Jennifer explained that her fans were also a major contributing factor to the nickname.
“The fans call you something, they choose it for you and they really chose it for me, they are like you are JennyLo, you are JLo and I just decided to name the album like that and it has. gained momentum, “she continued.
Today, 18 years later, the “Pati” singer is still widely known by JLo. And while she admitted that she didn’t mind the nickname, it’s still a bit of a surprise as it’s not her real name and she never really intended to use that nickname to the full. time.
“Funny, not that I’m sick of it, that’s not my name, you know what I mean.” It got bigger and it’s so catchy and people call me JLo all the time, so it’s like you can call me Jennifer or you can call my Jenny or you can call me Jen ”, she said in the return interview. “I don’t care, you can call me whatever you want.” You can call me JLo if you want but that’s not my name. “
“I wasn’t like, I want to be called JLo, the name of the album was JLo,” she added.

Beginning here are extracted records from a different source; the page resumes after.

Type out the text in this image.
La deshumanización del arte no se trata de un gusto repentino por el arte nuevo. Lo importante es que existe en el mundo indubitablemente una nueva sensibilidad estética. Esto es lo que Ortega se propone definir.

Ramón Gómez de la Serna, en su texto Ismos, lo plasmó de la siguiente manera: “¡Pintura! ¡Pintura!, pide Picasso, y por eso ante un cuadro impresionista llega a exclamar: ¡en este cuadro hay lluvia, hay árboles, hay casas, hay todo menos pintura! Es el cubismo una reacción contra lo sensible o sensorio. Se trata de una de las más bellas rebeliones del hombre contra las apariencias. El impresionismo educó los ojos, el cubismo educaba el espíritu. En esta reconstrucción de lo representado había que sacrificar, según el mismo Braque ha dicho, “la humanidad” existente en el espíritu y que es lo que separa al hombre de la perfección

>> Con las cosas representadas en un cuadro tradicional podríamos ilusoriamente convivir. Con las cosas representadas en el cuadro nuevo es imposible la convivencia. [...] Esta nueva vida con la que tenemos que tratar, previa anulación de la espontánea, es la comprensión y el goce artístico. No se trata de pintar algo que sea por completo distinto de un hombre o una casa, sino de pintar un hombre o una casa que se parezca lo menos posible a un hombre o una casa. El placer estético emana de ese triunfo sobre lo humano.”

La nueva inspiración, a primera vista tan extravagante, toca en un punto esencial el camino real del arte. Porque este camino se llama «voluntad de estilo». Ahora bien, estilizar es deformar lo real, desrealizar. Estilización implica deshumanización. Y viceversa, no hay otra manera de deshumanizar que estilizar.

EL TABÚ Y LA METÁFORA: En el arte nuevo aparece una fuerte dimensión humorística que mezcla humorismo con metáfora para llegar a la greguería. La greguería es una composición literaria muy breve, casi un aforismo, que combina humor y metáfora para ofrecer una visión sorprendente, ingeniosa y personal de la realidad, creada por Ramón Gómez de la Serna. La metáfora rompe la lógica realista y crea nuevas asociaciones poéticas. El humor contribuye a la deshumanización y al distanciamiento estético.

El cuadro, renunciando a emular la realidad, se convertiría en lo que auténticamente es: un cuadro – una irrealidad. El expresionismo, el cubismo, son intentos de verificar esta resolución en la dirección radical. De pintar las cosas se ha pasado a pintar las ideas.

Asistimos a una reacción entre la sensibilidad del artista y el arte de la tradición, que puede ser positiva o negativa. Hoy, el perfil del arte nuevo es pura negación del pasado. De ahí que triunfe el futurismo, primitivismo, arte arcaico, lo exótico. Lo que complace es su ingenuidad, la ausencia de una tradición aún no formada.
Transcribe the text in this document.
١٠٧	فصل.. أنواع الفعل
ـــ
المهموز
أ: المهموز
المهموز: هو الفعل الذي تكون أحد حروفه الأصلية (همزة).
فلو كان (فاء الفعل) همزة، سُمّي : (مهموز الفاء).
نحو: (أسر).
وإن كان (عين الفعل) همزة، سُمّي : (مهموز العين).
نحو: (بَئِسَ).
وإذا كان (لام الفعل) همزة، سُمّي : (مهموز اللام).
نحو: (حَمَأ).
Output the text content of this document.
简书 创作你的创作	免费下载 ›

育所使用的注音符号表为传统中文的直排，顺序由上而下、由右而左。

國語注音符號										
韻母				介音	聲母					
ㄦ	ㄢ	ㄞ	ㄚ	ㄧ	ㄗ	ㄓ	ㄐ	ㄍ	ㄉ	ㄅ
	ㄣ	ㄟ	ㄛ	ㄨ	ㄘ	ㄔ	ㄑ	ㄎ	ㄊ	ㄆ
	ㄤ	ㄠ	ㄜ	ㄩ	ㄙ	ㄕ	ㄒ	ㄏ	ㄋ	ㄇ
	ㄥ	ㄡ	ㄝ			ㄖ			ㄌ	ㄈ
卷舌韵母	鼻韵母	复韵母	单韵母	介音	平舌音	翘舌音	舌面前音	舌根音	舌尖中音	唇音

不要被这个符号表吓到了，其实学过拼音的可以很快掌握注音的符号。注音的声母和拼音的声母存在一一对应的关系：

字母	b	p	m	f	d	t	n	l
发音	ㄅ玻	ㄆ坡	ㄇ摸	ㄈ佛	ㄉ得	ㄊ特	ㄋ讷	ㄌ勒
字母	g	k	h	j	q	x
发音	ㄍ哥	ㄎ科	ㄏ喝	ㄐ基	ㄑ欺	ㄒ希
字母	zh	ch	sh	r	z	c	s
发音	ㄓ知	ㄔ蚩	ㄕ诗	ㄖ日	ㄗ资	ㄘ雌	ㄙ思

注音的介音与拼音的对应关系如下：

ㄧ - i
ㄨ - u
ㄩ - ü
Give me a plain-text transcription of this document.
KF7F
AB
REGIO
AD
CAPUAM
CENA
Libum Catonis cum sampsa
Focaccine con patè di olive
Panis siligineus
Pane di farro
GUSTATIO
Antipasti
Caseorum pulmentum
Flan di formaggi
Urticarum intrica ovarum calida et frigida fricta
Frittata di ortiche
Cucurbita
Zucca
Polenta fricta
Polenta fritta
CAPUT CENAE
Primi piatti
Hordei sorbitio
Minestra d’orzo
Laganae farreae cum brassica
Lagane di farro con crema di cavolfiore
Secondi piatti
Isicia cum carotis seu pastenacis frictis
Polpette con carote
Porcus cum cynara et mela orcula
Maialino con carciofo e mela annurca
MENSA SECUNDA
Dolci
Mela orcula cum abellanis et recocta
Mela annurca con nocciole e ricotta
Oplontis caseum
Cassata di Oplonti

But maybe JLo’s nickname had another reason for his enduring power. Jennifer’s 2001 album “J.Lo” was released the same week as her movie “The Wedding Planner,” which opened at number one at the box office. Her album was then certified quadruple platinum in the United States and she became one of the first artists to have a number one album and a movie to be released simultaneously.
“The Vault” by Access Hollywood’s podcast episode this week features interviews uncovered from Jennifer’s early years, after her rise from a dancer on “In Living Color” to the music and film icon.
List below, to hear Jennifer admit she had butterflies on the release of her debut album in 1999 and more!